冬の星座の代表格として誰もが知るオリオン座。
そのオリオン座には2つの一等星・ベテルギウスとリゲルがあり、中でもベテルギウスは冬の大三角の一角を担っているとても有名な星でもあり、一等星の中では9番目に明るく輝く恒星です。

「Image Credit:Yahoo!JAPAN きっず図鑑
そんなベテルギウスをさらに有名にしているのが、この星がもう間もなく寿命を終えてしまうという事なのです。

通常、太陽を含む恒星は末期を迎えると大きく膨張するのですが、ベテウギウスは今まさにその段階にあり、赤色超巨星という太陽の1,400倍にも達する大きさまで巨大化している状態にあり、その大きさを具体的に太陽系で置き換えてみると、地球の軌道を遥かに超え木星の軌道まで到達するほど膨張をしています。

「Image Credit:mail Onlineより(※ 左下0.015″は太陽と地球の距離である1天文単位を表します。)」
宇宙には他にも寿命が末期で膨張を続けている恒星はたくさんあるのですが、ベテルギウスには他の星とは違う注目を集めている理由があります。
それは、太陽質量の8倍を超える恒星が最期を迎えると大爆発を起こす超新星になるとされており、ベテルギウスの質量は8倍を遥かに超える約20倍もあり、おそらく間違いなく超新星爆発を起こすだろうと推測されている事に加えそれが明日起こっても不思議ではない状態にある事です。

そして、その超新星爆発は人類がこれまで経験した事の無い近距離で起こる事にあり、普通、ベテルギウスまで秒速30万キロで進む光の速さで640年もかかる距離があると聞くと、とてつもなく遠いという印象を受けるのですが、広大過ぎる宇宙のスケールで考えると640光年という距離は非常に近く、言わば「ご近所さん」と言ってもいいくらいの距離になってしまうのです。

そんな”ご近所”で起こるとされる超新星爆発。
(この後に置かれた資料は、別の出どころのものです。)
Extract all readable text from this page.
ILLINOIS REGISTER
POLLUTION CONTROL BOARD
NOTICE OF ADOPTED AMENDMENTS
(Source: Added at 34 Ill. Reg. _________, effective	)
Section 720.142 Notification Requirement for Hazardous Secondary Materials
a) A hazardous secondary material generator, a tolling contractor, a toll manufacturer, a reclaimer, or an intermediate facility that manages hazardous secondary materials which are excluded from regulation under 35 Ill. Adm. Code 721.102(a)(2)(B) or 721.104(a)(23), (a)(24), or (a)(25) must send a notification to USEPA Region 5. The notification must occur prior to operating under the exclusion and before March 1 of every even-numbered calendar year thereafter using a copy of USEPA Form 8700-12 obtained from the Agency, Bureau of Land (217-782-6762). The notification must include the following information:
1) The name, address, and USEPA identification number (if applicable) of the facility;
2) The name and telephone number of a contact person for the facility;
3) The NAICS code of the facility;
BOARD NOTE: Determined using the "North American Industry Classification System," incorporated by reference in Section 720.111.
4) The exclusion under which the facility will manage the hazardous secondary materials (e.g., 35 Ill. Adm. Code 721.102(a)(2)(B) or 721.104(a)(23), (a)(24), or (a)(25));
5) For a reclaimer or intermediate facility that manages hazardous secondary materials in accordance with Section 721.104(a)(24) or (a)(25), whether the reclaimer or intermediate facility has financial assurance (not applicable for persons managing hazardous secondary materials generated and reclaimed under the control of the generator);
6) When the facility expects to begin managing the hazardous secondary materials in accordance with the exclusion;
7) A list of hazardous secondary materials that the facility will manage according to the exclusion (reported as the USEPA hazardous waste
実は、人類はこれまでそれほどまでの近距離で起こる超新星爆発は経験した事がありません。
それが、ベテルギウスに注目が集まる理由なのです。

ベテルギウスの急激な減光が意味する事

恒星は、内部にかかる強大な圧力による熱核融合で生じる膨張するチカラと、恒星自体が持つ重力で収縮するチカラの均衡が取れる事で星としての形状を保っています。

「Image Credit:恒星の重力バランスのイメージ(YouTubeより)」
太陽のような主系列星は水素が内部で熱核融合反応が起こしヘリウムを形成していますが、その水素が尽きた時は徐々に核融合反応が進行し、ヘリウムから炭素、ネオン、ケイ素と徐々に重い元素が形成され最後には鉄元素が造られます。

また、最も重い元素である鉄は核融合反応を起こさないため重力の均衡が崩れてしまい、ベテルギウスのような大質量の恒星は核融合反応が暴走してしまい、最期には重力崩壊で一気に内部に落ち込んで行き、その衝撃波によって大爆発(ショックブレイクアウト)~超新星爆発を起こしてしまう事になります。

「Image Credit:超新星爆発・ショックブレイクアウトのイメージ図(YouTubeより)」
現在のベテルギウスは恒星としての寿命が末期段階のため、熱核融合反応が進行し次々に重い元素が形成されながら膨張し続ける事で非常に不安定な状態にあり、そのため増光と減光を繰り返しています。

そんなベテルギウスは今、これまでの観測の中では最も急激な減光をしているとの事。

「Image Credit:ベテルギウスの変光グラフ(ベテルギウスの光電測光より)」
この現象が起こっている一つの原因として考えられるが、超新星爆発を起こす一歩手前の熱核融合反応の段階にあるのでは?という事であり、つまり、最終段階である鉄元素形成の前であるネオンからケイ素への核融合の時、恒星自体が急激に収縮する事で大きな減光も起こり、もしかしたら今のベテルギウスの減光はその段階に入っているのでは?との推測も出来るそうです。
さらにネオンからケイ素、そして鉄元素が形成されるまでの期間は非常に短くわずか数年ほどと言います。
この推測が正しければ、ベテルギウスの超新星爆発はあと数年、もしくは数カ月かも知れないという可能性もあるのです。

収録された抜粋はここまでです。